The second Ripon Theatre Festival will take place from Wednesday, June 7 to Sunday, June 11, featuring four days and five nights crammed with performances and activity.

Drama highlights include visits from up-and-coming theatre companies performing in Ripon Arts Hub, a return visit from open-air specialists Illyria with their family show Robin Hood at Fountains Abbey, and a production of Sense and Sensibility in the garden at The Old Deanery.

The festival will also be welcoming BBC Radio 4 favourite and gentle Northern activist Kate Fox, and Liz Grand with her one-woman show Where’s Mrs Christie?.

Rhubarb Theatre’s A Wonderland of Games will feature as part of the free family fun in Spa Gardens on Sunday June 11.

There are many festival events for children and families. In addition to shows at Ripon Library on Thursday and Friday , there will be street theatre, walkabout acts and pop-up performances throughout the weekend.

Circus, street theatre and community combine on Saturday at two performance zones, the Market Place and Minster Gardens (adjacent to Ripon Cathedral). Featured entertainment includes a comic escapology show from The Maniax and Dizzy O’Dare’s award-winning Giant Balloon Show.

Spa Gardens will be the focus of free family-friendly theatre and puppetry on Sunday June 11. The festival promises a “boredom-free zone” with visits from Hoglets Theatre, Rhubarb Theatre, Frolicked and Strange-Twig Theatre, alongside music and dance from community performers. A highlight of day will be performances of A La Puppet Carte when three electric tricycles open up to reveal three heart-warming puppet shows from Thingumajig Theatre.

Festival characters and performers will also visit Sunday’s Little Bird Artisan Market, adding additional colour and fun in the Market Place.

Thanks to the support of local businesses and key funders, much of the Festival is totally free to enjoy and ticketed events are low-cost.

Festival director Katie Scott said:

“We are delighted that this year we are offering many performances as ‘pay what you can’ events. We know that families in particular are feeling the financial crunch and this allows ticket purchasers to select their chosen amount or to opt for a free ticket. This is also a way of encouraging people to come to multiple performances by spreading their budget and trying different shows in different venues.”

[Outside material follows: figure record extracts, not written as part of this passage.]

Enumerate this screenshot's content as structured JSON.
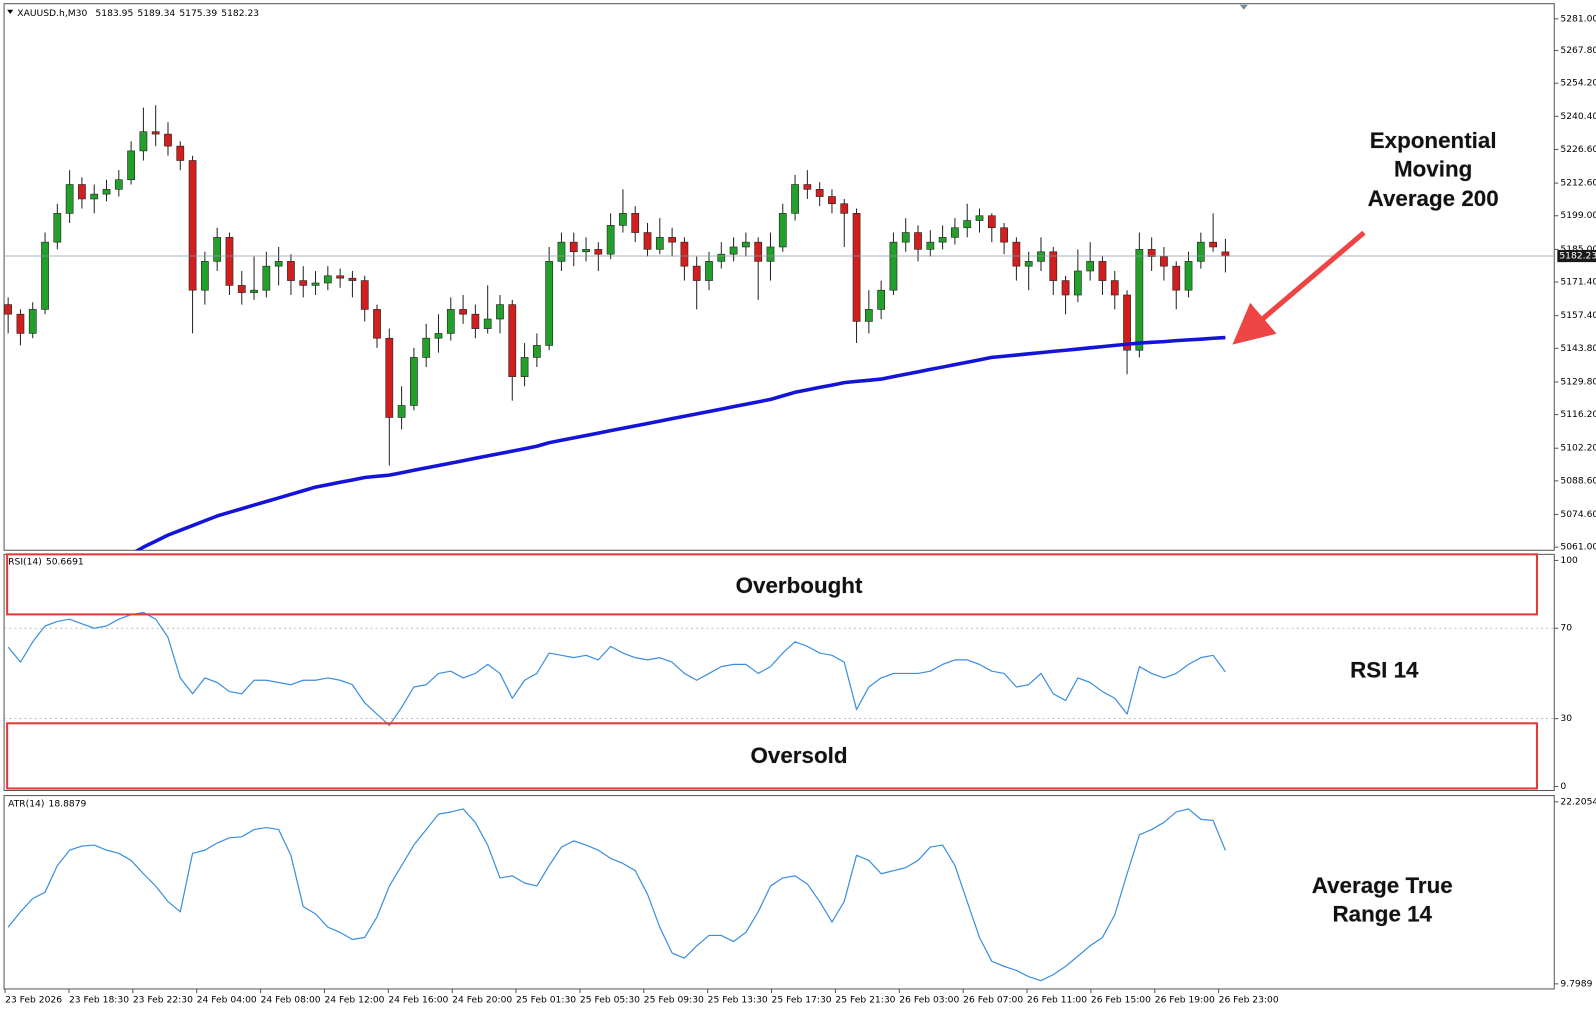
{
  "chart_data": [
    {
      "type": "candlestick",
      "symbol": "XAUUSD.h,M30",
      "up_color": "#22a02a",
      "down_color": "#d11f1f",
      "ylim": [
        5059.7,
        5287.3
      ],
      "yticks": [
        {
          "value": 5281,
          "label": "5281.00"
        },
        {
          "value": 5267.8,
          "label": "5267.80"
        },
        {
          "value": 5254.2,
          "label": "5254.20"
        },
        {
          "value": 5240.4,
          "label": "5240.40"
        },
        {
          "value": 5226.6,
          "label": "5226.60"
        },
        {
          "value": 5212.6,
          "label": "5212.60"
        },
        {
          "value": 5199,
          "label": "5199.00"
        },
        {
          "value": 5185,
          "label": "5185.00"
        },
        {
          "value": 5171.4,
          "label": "5171.40"
        },
        {
          "value": 5157.4,
          "label": "5157.40"
        },
        {
          "value": 5143.8,
          "label": "5143.80"
        },
        {
          "value": 5129.8,
          "label": "5129.80"
        },
        {
          "value": 5116.2,
          "label": "5116.20"
        },
        {
          "value": 5102.2,
          "label": "5102.20"
        },
        {
          "value": 5088.6,
          "label": "5088.60"
        },
        {
          "value": 5074.6,
          "label": "5074.60"
        },
        {
          "value": 5061,
          "label": "5061.00"
        }
      ],
      "candles": [
        [
          5162,
          5165,
          5150,
          5158
        ],
        [
          5158,
          5160,
          5145,
          5150
        ],
        [
          5150,
          5163,
          5148,
          5160
        ],
        [
          5160,
          5192,
          5158,
          5188
        ],
        [
          5188,
          5204,
          5185,
          5200
        ],
        [
          5200,
          5218,
          5196,
          5212
        ],
        [
          5212,
          5215,
          5202,
          5206
        ],
        [
          5206,
          5212,
          5200,
          5208
        ],
        [
          5208,
          5214,
          5205,
          5210
        ],
        [
          5210,
          5218,
          5207,
          5214
        ],
        [
          5214,
          5230,
          5212,
          5226
        ],
        [
          5226,
          5244,
          5222,
          5234
        ],
        [
          5234,
          5245,
          5228,
          5233
        ],
        [
          5233,
          5238,
          5224,
          5228
        ],
        [
          5228,
          5230,
          5218,
          5222
        ],
        [
          5222,
          5224,
          5150,
          5168
        ],
        [
          5168,
          5184,
          5162,
          5180
        ],
        [
          5180,
          5194,
          5176,
          5190
        ],
        [
          5190,
          5192,
          5166,
          5170
        ],
        [
          5170,
          5176,
          5162,
          5167
        ],
        [
          5167,
          5182,
          5164,
          5168
        ],
        [
          5168,
          5184,
          5165,
          5178
        ],
        [
          5178,
          5186,
          5170,
          5180
        ],
        [
          5180,
          5183,
          5166,
          5172
        ],
        [
          5172,
          5178,
          5165,
          5170
        ],
        [
          5170,
          5176,
          5166,
          5171
        ],
        [
          5171,
          5178,
          5168,
          5174
        ],
        [
          5174,
          5177,
          5169,
          5173
        ],
        [
          5173,
          5176,
          5165,
          5172
        ],
        [
          5172,
          5174,
          5155,
          5160
        ],
        [
          5160,
          5162,
          5144,
          5148
        ],
        [
          5148,
          5152,
          5095,
          5115
        ],
        [
          5115,
          5128,
          5110,
          5120
        ],
        [
          5120,
          5144,
          5118,
          5140
        ],
        [
          5140,
          5154,
          5136,
          5148
        ],
        [
          5148,
          5158,
          5142,
          5150
        ],
        [
          5150,
          5165,
          5147,
          5160
        ],
        [
          5160,
          5166,
          5154,
          5158
        ],
        [
          5158,
          5162,
          5148,
          5152
        ],
        [
          5152,
          5170,
          5150,
          5156
        ],
        [
          5156,
          5166,
          5150,
          5162
        ],
        [
          5162,
          5164,
          5122,
          5132
        ],
        [
          5132,
          5146,
          5128,
          5140
        ],
        [
          5140,
          5150,
          5136,
          5145
        ],
        [
          5145,
          5186,
          5143,
          5180
        ],
        [
          5180,
          5192,
          5176,
          5188
        ],
        [
          5188,
          5192,
          5178,
          5184
        ],
        [
          5184,
          5190,
          5180,
          5185
        ],
        [
          5185,
          5188,
          5176,
          5183
        ],
        [
          5183,
          5200,
          5181,
          5195
        ],
        [
          5195,
          5210,
          5192,
          5200
        ],
        [
          5200,
          5203,
          5188,
          5192
        ],
        [
          5192,
          5196,
          5182,
          5185
        ],
        [
          5185,
          5198,
          5183,
          5190
        ],
        [
          5190,
          5194,
          5182,
          5188
        ],
        [
          5188,
          5190,
          5172,
          5178
        ],
        [
          5178,
          5182,
          5160,
          5172
        ],
        [
          5172,
          5184,
          5168,
          5180
        ],
        [
          5180,
          5188,
          5177,
          5183
        ],
        [
          5183,
          5190,
          5180,
          5186
        ],
        [
          5186,
          5192,
          5182,
          5188
        ],
        [
          5188,
          5190,
          5164,
          5180
        ],
        [
          5180,
          5192,
          5172,
          5186
        ],
        [
          5186,
          5204,
          5184,
          5200
        ],
        [
          5200,
          5216,
          5197,
          5212
        ],
        [
          5212,
          5218,
          5206,
          5210
        ],
        [
          5210,
          5213,
          5203,
          5207
        ],
        [
          5207,
          5210,
          5200,
          5204
        ],
        [
          5204,
          5206,
          5186,
          5200
        ],
        [
          5200,
          5202,
          5146,
          5155
        ],
        [
          5155,
          5168,
          5150,
          5160
        ],
        [
          5160,
          5172,
          5156,
          5168
        ],
        [
          5168,
          5192,
          5166,
          5188
        ],
        [
          5188,
          5198,
          5184,
          5192
        ],
        [
          5192,
          5195,
          5180,
          5185
        ],
        [
          5185,
          5193,
          5182,
          5188
        ],
        [
          5188,
          5195,
          5185,
          5190
        ],
        [
          5190,
          5198,
          5187,
          5194
        ],
        [
          5194,
          5204,
          5190,
          5197
        ],
        [
          5197,
          5202,
          5192,
          5199
        ],
        [
          5199,
          5200,
          5188,
          5194
        ],
        [
          5194,
          5196,
          5183,
          5188
        ],
        [
          5188,
          5190,
          5172,
          5178
        ],
        [
          5178,
          5184,
          5168,
          5180
        ],
        [
          5180,
          5190,
          5176,
          5184
        ],
        [
          5184,
          5186,
          5166,
          5172
        ],
        [
          5172,
          5174,
          5158,
          5166
        ],
        [
          5166,
          5185,
          5163,
          5176
        ],
        [
          5176,
          5188,
          5172,
          5180
        ],
        [
          5180,
          5182,
          5166,
          5172
        ],
        [
          5172,
          5176,
          5160,
          5166
        ],
        [
          5166,
          5168,
          5133,
          5143
        ],
        [
          5143,
          5192,
          5140,
          5185
        ],
        [
          5185,
          5190,
          5176,
          5182
        ],
        [
          5182,
          5186,
          5172,
          5178
        ],
        [
          5178,
          5180,
          5160,
          5168
        ],
        [
          5168,
          5184,
          5165,
          5180
        ],
        [
          5180,
          5192,
          5177,
          5188
        ],
        [
          5188,
          5200,
          5184,
          5186
        ],
        [
          5183.95,
          5189.34,
          5175.39,
          5182.23
        ]
      ],
      "ema": {
        "color": "#1414d8",
        "values": [
          null,
          null,
          null,
          null,
          null,
          null,
          null,
          null,
          null,
          null,
          5058,
          5061,
          5063.5,
          5066,
          5068,
          5070,
          5072,
          5074,
          5075.5,
          5077,
          5078.5,
          5080,
          5081.5,
          5083,
          5084.5,
          5086,
          5087,
          5088,
          5089,
          5090,
          5090.5,
          5091,
          5092,
          5093,
          5094,
          5095,
          5096,
          5097,
          5098,
          5099,
          5100,
          5101,
          5102,
          5103,
          5104.5,
          5105.5,
          5106.5,
          5107.5,
          5108.5,
          5109.5,
          5110.5,
          5111.5,
          5112.5,
          5113.5,
          5114.5,
          5115.5,
          5116.5,
          5117.5,
          5118.5,
          5119.5,
          5120.5,
          5121.5,
          5122.5,
          5124,
          5125.5,
          5126.5,
          5127.5,
          5128.5,
          5129.5,
          5130,
          5130.5,
          5131,
          5132,
          5133,
          5134,
          5135,
          5136,
          5137,
          5138,
          5139,
          5140,
          5140.5,
          5141,
          5141.5,
          5142,
          5142.5,
          5143,
          5143.5,
          5144,
          5144.5,
          5145,
          5145.5,
          5146,
          5146.3,
          5146.6,
          5147,
          5147.3,
          5147.6,
          5148,
          5148.3
        ]
      },
      "annotation": [
        "Exponential",
        "Moving",
        "Average 200"
      ]
    },
    {
      "type": "line",
      "label": "RSI(14)",
      "color": "#3b8fe0",
      "ylim": [
        -1.8,
        102.7
      ],
      "yticks": [
        100,
        70,
        30,
        0
      ],
      "levels": [
        70,
        30
      ],
      "values": [
        61.7,
        55,
        64,
        71,
        73,
        74,
        72,
        70,
        71,
        74,
        76,
        77,
        74,
        66,
        48,
        41,
        48,
        46,
        42,
        41,
        47,
        47,
        46,
        45,
        47,
        47,
        48,
        47,
        45,
        37,
        32,
        27,
        35,
        44,
        45,
        50,
        51,
        48,
        50,
        54,
        50,
        39,
        47,
        50,
        59,
        58,
        57,
        58,
        56,
        62,
        59,
        57,
        56,
        57,
        55,
        50,
        47,
        50,
        53,
        54,
        54,
        50,
        53,
        59,
        64,
        62,
        59,
        58,
        55,
        34,
        44,
        48,
        50,
        50,
        50,
        51,
        54,
        56,
        56,
        54,
        51,
        50,
        44,
        45,
        50,
        41,
        38,
        48,
        46,
        42,
        39,
        32,
        53,
        50,
        48,
        50,
        54,
        57,
        58,
        50.6691
      ],
      "annotations": [
        "Overbought",
        "Oversold",
        "RSI 14"
      ]
    },
    {
      "type": "line",
      "label": "ATR(14)",
      "color": "#3b8fe0",
      "ylim": [
        9.45,
        22.63
      ],
      "yticks": [
        22.2054,
        9.7989
      ],
      "values": [
        13.66,
        14.71,
        15.62,
        16.04,
        17.86,
        18.91,
        19.19,
        19.26,
        18.91,
        18.7,
        18.21,
        17.3,
        16.46,
        15.41,
        14.71,
        18.7,
        18.91,
        19.4,
        19.75,
        19.82,
        20.31,
        20.45,
        20.31,
        18.56,
        15.06,
        14.57,
        13.66,
        13.31,
        12.82,
        12.96,
        14.36,
        16.46,
        17.86,
        19.26,
        20.31,
        21.37,
        21.51,
        21.72,
        20.8,
        19.26,
        17.02,
        17.16,
        16.67,
        16.46,
        17.86,
        19.12,
        19.54,
        19.26,
        18.91,
        18.35,
        18,
        17.51,
        15.9,
        13.66,
        11.9,
        11.55,
        12.39,
        13.1,
        13.1,
        12.68,
        13.31,
        14.71,
        16.46,
        17.02,
        17.16,
        16.6,
        15.41,
        14.01,
        15.41,
        18.56,
        18.21,
        17.3,
        17.51,
        17.72,
        18.21,
        19.12,
        19.26,
        17.86,
        15.41,
        12.96,
        11.34,
        10.99,
        10.71,
        10.29,
        10.01,
        10.43,
        10.99,
        11.69,
        12.39,
        12.96,
        14.5,
        17.3,
        19.96,
        20.31,
        20.8,
        21.51,
        21.72,
        21.01,
        20.94,
        18.8879
      ],
      "annotation": [
        "Average True",
        "Range 14"
      ],
      "xticks": [
        "23 Feb 2026",
        "23 Feb 18:30",
        "23 Feb 22:30",
        "24 Feb 04:00",
        "24 Feb 08:00",
        "24 Feb 12:00",
        "24 Feb 16:00",
        "24 Feb 20:00",
        "25 Feb 01:30",
        "25 Feb 05:30",
        "25 Feb 09:30",
        "25 Feb 13:30",
        "25 Feb 17:30",
        "25 Feb 21:30",
        "26 Feb 03:00",
        "26 Feb 07:00",
        "26 Feb 11:00",
        "26 Feb 15:00",
        "26 Feb 19:00",
        "26 Feb 23:00"
      ]
    }
  ]
}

The Ripon Theatre Festival programme also includes Overblown! a community-led evening of sketches and music, a premiere performance of work by local poet Ian Gouge, a musical travelogue for Sunday brunch from Steve Bonham, and Bread is Lifea lunchtime meze event where both Syrian stories and food will be shared. The festival opens on Wednesday, June 7 with dystopian comedy Happy Place at Ripon Arts Hub.